Just like everything, there has to be a balance. I'm not sure how much I like the narcissistic social media crap, but we're not at that stage yet. They don't get Facebook for quite a while. I'm sure YOLO/FOMO have something to so with why people are reporting addiction symptoms though. I've seen adults who can't wait on a train platform for 10 minutes without instinctively picking up their phones. Actually, try 10 seconds -- nobody talks anymore, or stares out into space daydreaming, or god forbid has a conversation with a stranger.
You should suggest intercourse instead.
No, this is Slashdot.
'Smartphones' are a meme, and you're all still falling for it? LOLOLOL oh, my sides, they're exploding, I'm laughing so hard! Boy, I'll sure be glad when the day comes you all come to your senses and stop using smartphones. Don't you know you're all being taken for fools? It's 2017, for fuck's sake, and you're still carrying around mobile bot-net nodes, that track your every move, and listen in on everything you're saying and seeing everything you're doing? LOL it may as well come with a buttplug, too, that they convince you that you have to have 'installed' to 'authenticate' you or somesuch nonsense. LOL that's okay, I'll be over here, with a plain, cheap non-'smart' phone, not being a dumb cuck who allows shitty corporations and nosy governments to have their little brown noses up my ass all day every day. LOL what a bunch of losers..

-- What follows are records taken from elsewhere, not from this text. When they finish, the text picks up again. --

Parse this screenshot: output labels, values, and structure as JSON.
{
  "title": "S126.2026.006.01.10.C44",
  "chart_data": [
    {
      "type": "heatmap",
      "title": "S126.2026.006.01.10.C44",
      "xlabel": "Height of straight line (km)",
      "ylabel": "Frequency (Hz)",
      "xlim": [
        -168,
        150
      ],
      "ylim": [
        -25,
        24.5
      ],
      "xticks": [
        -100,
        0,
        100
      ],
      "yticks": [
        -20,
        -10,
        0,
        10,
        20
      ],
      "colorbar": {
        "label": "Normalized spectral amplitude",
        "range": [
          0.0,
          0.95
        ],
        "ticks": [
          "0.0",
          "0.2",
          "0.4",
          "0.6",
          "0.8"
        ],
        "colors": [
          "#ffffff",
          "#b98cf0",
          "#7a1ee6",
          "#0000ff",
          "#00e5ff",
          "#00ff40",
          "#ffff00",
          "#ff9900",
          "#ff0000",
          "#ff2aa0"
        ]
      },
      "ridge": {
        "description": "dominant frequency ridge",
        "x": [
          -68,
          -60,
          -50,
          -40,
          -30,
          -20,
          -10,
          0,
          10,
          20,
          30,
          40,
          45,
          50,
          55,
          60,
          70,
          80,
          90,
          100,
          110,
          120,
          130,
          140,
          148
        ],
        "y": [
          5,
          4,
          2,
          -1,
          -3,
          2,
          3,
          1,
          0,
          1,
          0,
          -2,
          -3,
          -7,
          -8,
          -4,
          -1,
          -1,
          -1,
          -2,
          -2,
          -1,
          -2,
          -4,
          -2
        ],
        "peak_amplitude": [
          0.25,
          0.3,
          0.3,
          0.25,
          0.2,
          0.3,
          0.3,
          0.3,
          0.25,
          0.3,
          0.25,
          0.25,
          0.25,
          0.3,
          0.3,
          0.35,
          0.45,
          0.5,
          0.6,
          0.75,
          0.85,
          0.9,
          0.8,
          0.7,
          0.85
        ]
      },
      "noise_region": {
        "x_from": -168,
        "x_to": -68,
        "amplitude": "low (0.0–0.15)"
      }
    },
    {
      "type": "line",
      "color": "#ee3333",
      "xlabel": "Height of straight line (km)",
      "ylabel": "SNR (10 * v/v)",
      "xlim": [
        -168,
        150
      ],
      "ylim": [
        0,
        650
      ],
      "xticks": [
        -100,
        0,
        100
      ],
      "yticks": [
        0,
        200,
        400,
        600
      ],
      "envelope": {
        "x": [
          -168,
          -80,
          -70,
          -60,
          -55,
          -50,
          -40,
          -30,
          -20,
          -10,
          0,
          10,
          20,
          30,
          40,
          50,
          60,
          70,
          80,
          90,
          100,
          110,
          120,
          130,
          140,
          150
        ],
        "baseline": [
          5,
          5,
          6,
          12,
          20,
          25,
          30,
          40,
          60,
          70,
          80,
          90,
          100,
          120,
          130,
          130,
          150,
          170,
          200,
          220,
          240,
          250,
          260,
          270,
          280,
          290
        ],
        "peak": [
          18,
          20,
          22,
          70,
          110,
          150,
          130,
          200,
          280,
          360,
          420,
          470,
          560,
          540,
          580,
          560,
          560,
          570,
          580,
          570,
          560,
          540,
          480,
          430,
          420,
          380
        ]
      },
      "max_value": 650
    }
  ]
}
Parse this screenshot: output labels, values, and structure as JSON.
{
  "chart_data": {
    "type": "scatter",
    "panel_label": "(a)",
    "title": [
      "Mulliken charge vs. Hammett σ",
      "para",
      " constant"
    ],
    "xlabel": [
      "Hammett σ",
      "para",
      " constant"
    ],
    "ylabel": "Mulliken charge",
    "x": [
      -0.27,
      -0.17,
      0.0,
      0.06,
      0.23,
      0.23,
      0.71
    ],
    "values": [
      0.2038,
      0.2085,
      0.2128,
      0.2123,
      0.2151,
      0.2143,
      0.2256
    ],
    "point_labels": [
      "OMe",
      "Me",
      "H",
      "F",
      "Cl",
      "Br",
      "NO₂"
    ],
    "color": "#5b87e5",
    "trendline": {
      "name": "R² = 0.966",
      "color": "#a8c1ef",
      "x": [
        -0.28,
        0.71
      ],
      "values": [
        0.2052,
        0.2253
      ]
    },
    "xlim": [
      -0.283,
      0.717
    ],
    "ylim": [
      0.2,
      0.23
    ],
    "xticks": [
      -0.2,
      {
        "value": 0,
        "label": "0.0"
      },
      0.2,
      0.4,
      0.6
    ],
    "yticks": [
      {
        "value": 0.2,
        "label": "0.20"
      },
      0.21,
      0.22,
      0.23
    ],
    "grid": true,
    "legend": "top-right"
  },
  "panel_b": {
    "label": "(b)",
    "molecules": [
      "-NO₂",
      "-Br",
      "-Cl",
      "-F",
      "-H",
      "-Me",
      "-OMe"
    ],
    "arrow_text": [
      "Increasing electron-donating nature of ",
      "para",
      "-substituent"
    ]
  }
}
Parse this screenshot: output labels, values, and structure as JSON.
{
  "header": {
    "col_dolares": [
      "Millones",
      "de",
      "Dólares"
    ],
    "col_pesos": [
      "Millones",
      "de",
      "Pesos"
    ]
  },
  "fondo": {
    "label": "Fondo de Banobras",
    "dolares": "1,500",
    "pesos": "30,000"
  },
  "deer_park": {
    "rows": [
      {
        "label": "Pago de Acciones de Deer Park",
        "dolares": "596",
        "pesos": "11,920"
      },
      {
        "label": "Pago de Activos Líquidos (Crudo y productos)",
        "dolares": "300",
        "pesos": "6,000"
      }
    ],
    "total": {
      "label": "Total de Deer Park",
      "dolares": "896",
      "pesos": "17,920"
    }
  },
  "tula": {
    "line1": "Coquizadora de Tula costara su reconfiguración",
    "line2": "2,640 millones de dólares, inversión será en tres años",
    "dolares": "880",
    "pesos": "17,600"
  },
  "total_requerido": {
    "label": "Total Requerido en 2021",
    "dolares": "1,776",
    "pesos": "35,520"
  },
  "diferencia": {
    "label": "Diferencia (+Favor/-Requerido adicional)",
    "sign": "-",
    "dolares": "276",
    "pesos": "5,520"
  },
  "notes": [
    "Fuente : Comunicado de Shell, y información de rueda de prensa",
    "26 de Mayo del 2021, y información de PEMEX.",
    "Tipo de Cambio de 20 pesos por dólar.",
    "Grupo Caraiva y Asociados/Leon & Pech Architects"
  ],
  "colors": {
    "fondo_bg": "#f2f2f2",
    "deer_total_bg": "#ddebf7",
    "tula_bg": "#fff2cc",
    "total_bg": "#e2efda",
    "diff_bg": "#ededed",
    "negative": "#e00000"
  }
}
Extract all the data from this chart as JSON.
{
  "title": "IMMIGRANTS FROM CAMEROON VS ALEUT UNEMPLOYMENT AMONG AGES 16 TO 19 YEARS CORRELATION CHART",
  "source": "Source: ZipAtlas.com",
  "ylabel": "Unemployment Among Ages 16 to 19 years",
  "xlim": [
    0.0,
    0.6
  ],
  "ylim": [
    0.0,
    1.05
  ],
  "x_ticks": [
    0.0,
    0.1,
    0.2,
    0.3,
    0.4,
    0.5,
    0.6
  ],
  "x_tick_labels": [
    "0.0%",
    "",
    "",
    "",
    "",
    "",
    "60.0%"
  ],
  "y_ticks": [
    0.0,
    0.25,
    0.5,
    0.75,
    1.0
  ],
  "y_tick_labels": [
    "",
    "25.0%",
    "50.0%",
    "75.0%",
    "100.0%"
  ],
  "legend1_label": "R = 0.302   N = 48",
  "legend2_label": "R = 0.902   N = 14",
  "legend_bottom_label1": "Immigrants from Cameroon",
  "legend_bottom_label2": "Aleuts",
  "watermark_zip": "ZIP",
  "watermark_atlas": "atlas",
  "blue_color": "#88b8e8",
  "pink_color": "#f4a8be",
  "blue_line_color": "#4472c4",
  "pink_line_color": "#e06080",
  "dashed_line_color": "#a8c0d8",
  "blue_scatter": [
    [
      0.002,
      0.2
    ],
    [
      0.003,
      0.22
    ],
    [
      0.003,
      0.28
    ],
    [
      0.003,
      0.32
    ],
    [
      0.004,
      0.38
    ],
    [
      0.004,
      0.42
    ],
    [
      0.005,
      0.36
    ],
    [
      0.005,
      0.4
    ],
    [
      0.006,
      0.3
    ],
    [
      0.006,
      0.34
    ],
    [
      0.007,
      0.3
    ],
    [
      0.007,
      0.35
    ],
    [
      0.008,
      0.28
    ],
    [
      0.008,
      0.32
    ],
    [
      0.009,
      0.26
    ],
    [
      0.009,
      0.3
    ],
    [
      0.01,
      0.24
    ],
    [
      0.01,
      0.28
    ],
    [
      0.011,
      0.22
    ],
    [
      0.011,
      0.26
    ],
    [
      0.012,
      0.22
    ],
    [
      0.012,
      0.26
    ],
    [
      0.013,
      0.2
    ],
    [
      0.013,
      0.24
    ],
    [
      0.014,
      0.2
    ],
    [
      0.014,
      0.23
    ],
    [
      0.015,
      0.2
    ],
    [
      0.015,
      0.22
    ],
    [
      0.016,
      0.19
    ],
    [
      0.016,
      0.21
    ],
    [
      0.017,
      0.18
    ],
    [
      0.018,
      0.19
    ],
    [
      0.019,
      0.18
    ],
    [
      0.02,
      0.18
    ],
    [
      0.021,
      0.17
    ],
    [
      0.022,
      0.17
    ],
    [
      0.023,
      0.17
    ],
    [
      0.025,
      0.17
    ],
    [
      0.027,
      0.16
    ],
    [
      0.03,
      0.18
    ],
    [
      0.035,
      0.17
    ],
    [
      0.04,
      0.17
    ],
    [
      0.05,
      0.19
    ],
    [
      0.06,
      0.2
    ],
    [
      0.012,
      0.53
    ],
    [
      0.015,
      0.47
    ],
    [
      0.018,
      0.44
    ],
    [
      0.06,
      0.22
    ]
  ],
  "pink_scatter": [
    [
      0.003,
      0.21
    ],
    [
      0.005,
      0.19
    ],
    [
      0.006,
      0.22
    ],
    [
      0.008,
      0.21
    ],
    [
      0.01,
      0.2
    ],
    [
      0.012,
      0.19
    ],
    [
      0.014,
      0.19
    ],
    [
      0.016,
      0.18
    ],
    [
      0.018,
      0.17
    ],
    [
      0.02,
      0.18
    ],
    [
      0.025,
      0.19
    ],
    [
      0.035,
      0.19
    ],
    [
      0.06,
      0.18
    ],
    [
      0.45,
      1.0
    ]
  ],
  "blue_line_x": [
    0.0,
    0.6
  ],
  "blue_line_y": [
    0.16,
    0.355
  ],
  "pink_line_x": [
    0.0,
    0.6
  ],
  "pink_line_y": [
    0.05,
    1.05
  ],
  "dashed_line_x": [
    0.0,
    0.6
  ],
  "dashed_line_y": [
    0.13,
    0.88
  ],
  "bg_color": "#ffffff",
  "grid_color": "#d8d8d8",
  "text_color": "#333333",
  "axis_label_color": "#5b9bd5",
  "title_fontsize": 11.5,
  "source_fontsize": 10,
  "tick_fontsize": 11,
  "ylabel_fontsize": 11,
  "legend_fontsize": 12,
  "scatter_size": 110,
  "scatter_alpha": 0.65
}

Rehab is for real addiction. Internet/smartphone "addiction" isn't real, it's a person's lack of self control or a symptom of a real problem like depression.
For children who won't stop, that's a self control problem on their part. Teaching discipline is the only way the behavior will go away.
You'll be a much happier person once you are under control of your own behavior.
8 year old should be out on the street selling crack (if black), working in a coal mine (if hillbilly) or preparing for college entrance exam (if Asian).
The problem is indeed a lack of moderation, but it's on the parts of the parents and the rest of the society. If you want the kids to find something better than the smartphone you have to actually let them leave the house and congregate somewhere else with their friends. When you have child services freaking out if they see a child without a parent and in the UK you have shops emitting a painful mosquito like whine while in the U.S. you have legal curfews and unaccompanied teens banned from the mall. The woods were mostly cut down and paved over. The bit that's left is called a park and guess what? With parks come police that don't much enjoy unaccompanied teens and children running about. All they have left is the smartphone.
You might think the grown-ups could figure that out, but apparently not.
If you give your child a smart phone you're not a good parent.
And two out of three of those things require cellphones!
...All they have left is the smartphone.
How ironic society is so worried about kids getting into trouble while blindly handing them this addictive weapon of decay.